Adrián Cañas

Personal information
- Full name: Adrián Cañas Ortiz
- Date of birth: 17 June 1992 (age 34)
- Place of birth: Madrid, Spain
- Height: 1.80 m (5 ft 11 in)
- Position: Midfielder

Team information
- Current team: Internacional Madrid

Youth career
- Getafe

Senior career*
- Years: Team / Apps / (Gls)
- 2010–2011: Getafe B / 5 / (1)
- 2010: Getafe / 0 / (0)
- 2011–2012: Valladolid B / 25 / (1)
- 2012–2013: Alcorcón B / 27 / (1)
- 2013–2014: Carabanchel / 26 / (0)
- 2014–: Internacional Madrid / 22 / (0)

= Adrián Cañas =

Spanish footballer

Adrián Cañas Ortiz (born 17 June 1992) is a Spanish footballer who plays for Internacional de Madrid CF as a midfielder.

==Club career==
Cañas was born in Madrid, and finished his formation with Getafe CF. He made his senior debuts with the reserves in the 2010–11 campaign, in Segunda División B.

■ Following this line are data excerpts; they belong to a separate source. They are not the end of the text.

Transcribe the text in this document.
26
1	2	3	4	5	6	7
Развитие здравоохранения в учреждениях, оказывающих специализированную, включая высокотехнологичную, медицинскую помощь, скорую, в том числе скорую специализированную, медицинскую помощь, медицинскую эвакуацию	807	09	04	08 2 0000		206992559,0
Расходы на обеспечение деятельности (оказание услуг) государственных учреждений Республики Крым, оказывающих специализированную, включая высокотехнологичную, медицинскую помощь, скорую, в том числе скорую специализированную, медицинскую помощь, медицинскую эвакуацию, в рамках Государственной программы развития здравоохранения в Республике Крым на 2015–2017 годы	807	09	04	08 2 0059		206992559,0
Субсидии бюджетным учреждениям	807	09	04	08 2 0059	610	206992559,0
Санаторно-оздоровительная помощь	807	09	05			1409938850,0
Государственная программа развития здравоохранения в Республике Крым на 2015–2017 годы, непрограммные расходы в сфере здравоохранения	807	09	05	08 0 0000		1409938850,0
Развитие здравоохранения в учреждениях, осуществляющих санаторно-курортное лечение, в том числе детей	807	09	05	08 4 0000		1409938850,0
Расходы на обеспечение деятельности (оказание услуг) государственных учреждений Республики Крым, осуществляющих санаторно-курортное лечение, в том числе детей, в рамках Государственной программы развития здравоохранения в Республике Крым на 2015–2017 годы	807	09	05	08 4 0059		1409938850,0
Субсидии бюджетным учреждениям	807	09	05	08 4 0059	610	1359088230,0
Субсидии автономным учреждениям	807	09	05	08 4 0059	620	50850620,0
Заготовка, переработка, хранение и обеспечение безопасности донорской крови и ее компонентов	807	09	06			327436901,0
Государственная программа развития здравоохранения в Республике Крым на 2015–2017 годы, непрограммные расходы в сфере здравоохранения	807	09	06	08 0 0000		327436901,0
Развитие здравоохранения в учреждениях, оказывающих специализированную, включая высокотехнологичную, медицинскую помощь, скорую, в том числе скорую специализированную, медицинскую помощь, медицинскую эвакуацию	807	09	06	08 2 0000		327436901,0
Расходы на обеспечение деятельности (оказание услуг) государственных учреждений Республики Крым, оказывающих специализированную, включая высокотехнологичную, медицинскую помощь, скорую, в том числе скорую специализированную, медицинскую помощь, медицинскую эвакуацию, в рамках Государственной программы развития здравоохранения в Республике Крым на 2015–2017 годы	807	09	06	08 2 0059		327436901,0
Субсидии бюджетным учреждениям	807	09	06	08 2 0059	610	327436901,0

Cañas made his professional debut on 16 December 2010, starting and being booked in a 1–0 home win against BSC Young Boys for the season's UEFA Europa League. He would spend the majority of his spell with the Juvenil and with the B-team, however.

On 25 July 2011 Cañas signed a two-year deal with another reserve team, Real Valladolid B in Tercera División. He subsequently represented clubs in his native community, appearing for AD Alcorcón B, RCD Carabanchel and Internacional de Madrid CF.